The core innovation of the proposed method, In-Context Reinforcement Learning (ICRL), lies in its training curriculum. Rather than training from scratch or relying solely on static few-shot prompting, ICRL integrates the inductive bias of few-shot learning with the exploration capabilities of RL. The process begins by incorporating a small number of tool-use demonstrations into the rollout template to guide the model. As training progresses and the model acquires tool-use capabilities, the number of demonstration examples in the prompt is iteratively reduced. This transition allows the model to move from imitation to autonomous tool use.
To provide a robust learning signal during this process, the authors design a composite reward function that combines answer accuracy and format correctness. The accuracy reward is based on exact match with the ground truth, while the format reward penalizes violations of the expected structured output, such as incorrect XML tags. The total reward is a weighted sum of these two components, guiding the model to produce both correct answers and valid tool-use sequences.
Experiment
- Main experiments compare ICRL against direct prompting, retrieval-based, and fine-tuning baselines across diverse QA benchmarks, validating that ICRL achieves state-of-the-art performance in complex reasoning and multi-hop tasks without requiring supervised fine-tuning or labeled tool traces.

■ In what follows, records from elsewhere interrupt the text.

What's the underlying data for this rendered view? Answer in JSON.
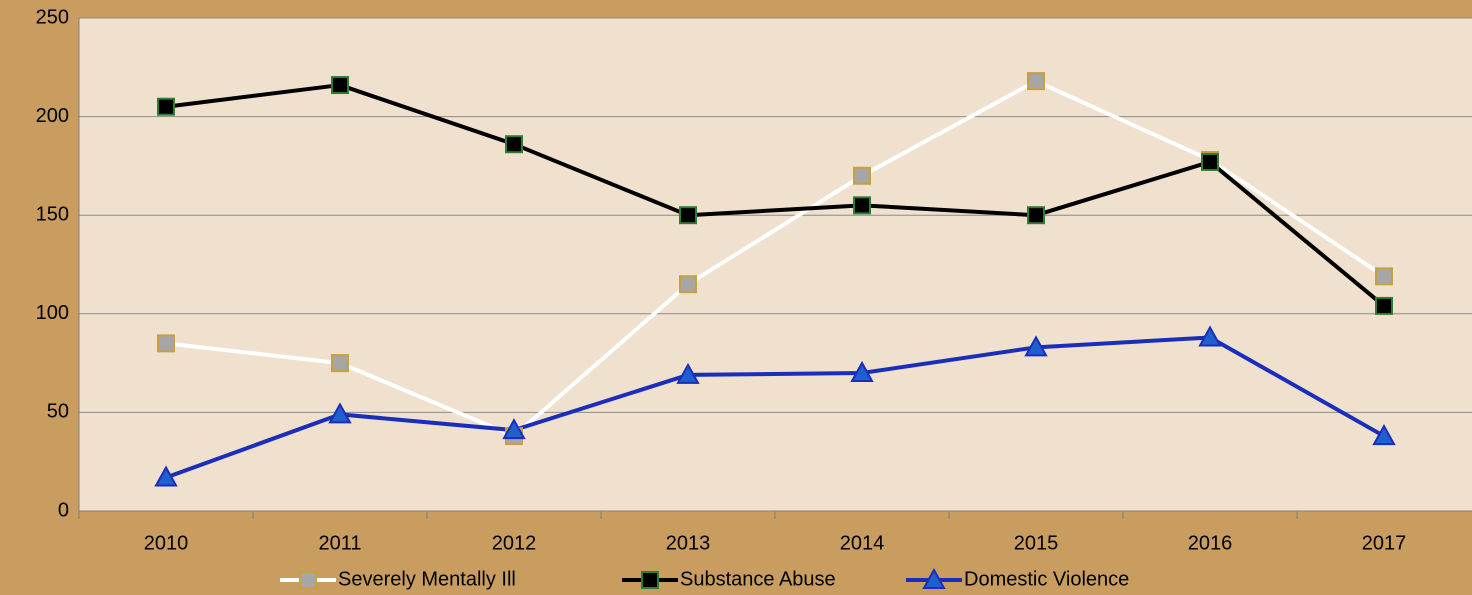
{
  "chart_data": {
    "type": "line",
    "categories": [
      "2010",
      "2011",
      "2012",
      "2013",
      "2014",
      "2015",
      "2016",
      "2017"
    ],
    "series": [
      {
        "name": "Severely Mentally Ill",
        "color": "#ffffff",
        "marker_fill": "#a6a6a6",
        "marker_edge": "#c8a040",
        "marker": "square",
        "values": [
          85,
          75,
          38,
          115,
          170,
          218,
          178,
          119
        ]
      },
      {
        "name": "Substance Abuse",
        "color": "#000000",
        "marker_fill": "#000000",
        "marker_edge": "#2e7d32",
        "marker": "square",
        "values": [
          205,
          216,
          186,
          150,
          155,
          150,
          177,
          104
        ]
      },
      {
        "name": "Domestic Violence",
        "color": "#1a2dbb",
        "marker_fill": "#1f5fcf",
        "marker_edge": "#1a2dbb",
        "marker": "triangle",
        "values": [
          17,
          49,
          41,
          69,
          70,
          83,
          88,
          38
        ]
      }
    ],
    "ylim": [
      0,
      250
    ],
    "yticks": [
      0,
      50,
      100,
      150,
      200,
      250
    ],
    "grid": true,
    "legend": "bottom"
  }
}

- Ablation studies on curriculum design demonstrate that a simpler three-stage rollout schedule yields superior accuracy compared to aggressive reduction strategies, which cause premature stopping and weaken multi-turn reasoning capabilities.
- Scaling experiments confirm that ICRL effectively leverages larger model capacities, with the 14B variant significantly outperforming prompting and chain-of-thought methods while maintaining data efficiency.

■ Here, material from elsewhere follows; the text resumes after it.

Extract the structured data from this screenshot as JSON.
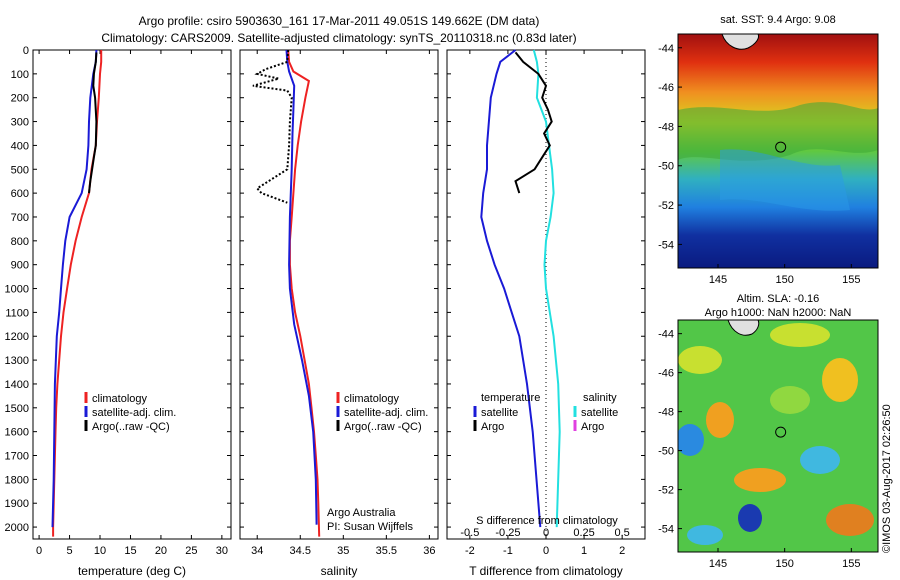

- Generalization tests on code-writing and math problem-solving tasks show that ICRL successfully transfers to new tool domains, offering a more data-efficient alternative to methods relying on costly cold-start supervised fine-tuning.
- Training process analysis reveals that the model learns to internalize structured tool-use behaviors and increase valid tool calls over time, even when trained solely on sparse rewards for format validity and final answer accuracy.